According to Klein, it’s common for old computers and electronic devices to be improperly dumped in developing countries such as Ghana and China, where locals scavenge the material for components, often under horrific working conditions.

Last year the U.S. Government Accountability Office found that a substantial amount of the country’s e-waste ended up in developing countries, where it was often dangerously disposed of.

The reporters bought seven hard drives, Klein said. The other drives contained sensitive information about their previous owners, including credit-card numbers, resumes and online account information.

Off-camera, sources in Ghana told the reporters that data thieves routinely scour these hard drives for sensitive information, Klein said.

Although that may be worrying to some, security experts say that there is already a vast quantity of this type of information available online from criminals who have stolen it from hacked computers.

Compared to hacking, stealing data from old hard drives is pretty inefficient, said Scott Moulton, an Atlanta data-recovery expert who teaches classes on data recovery. “It’s a tremendous amount of work, so it’s only going to be the bottom-of-the-barrel guys who would do that,” he said. “It’s happening on a small scale.”

Still, it’s easy for criminals to find data on drives, even when they’ve been legitimately wiped clean, Moulton said.

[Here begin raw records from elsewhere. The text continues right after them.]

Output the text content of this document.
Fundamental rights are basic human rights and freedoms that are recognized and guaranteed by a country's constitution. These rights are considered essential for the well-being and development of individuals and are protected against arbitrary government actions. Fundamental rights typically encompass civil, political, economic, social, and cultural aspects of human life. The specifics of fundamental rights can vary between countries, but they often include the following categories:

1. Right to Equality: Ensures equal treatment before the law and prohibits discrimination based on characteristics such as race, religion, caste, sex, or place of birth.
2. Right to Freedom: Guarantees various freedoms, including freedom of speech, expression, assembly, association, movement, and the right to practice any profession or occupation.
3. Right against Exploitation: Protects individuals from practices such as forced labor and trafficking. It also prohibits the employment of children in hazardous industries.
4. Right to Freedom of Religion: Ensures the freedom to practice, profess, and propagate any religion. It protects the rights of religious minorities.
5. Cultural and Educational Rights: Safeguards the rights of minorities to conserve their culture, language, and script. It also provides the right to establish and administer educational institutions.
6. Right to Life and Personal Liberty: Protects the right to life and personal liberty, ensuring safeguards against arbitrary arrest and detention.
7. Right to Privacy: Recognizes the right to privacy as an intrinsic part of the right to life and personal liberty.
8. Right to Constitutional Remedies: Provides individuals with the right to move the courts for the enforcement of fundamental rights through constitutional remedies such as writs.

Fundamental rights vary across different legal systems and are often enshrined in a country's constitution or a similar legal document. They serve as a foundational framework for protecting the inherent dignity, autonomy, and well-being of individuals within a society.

He buys used hard drives by the hundreds for his classes. These drives have been professionally wiped, but his students always find at least one drive in each class with information still on it.

That’s because it’s easy for a drive to get missed during the wiping process or improperly wiped. Compounding the problem, the software that some recycling companies use doesn’t actually remove all data from the drive, especially data that may be hidden on corrupted parts of the hard drive known as bad blocks, he explained.

The surest way to get your data off of a hard drive is to physically destroy it, Moulton said.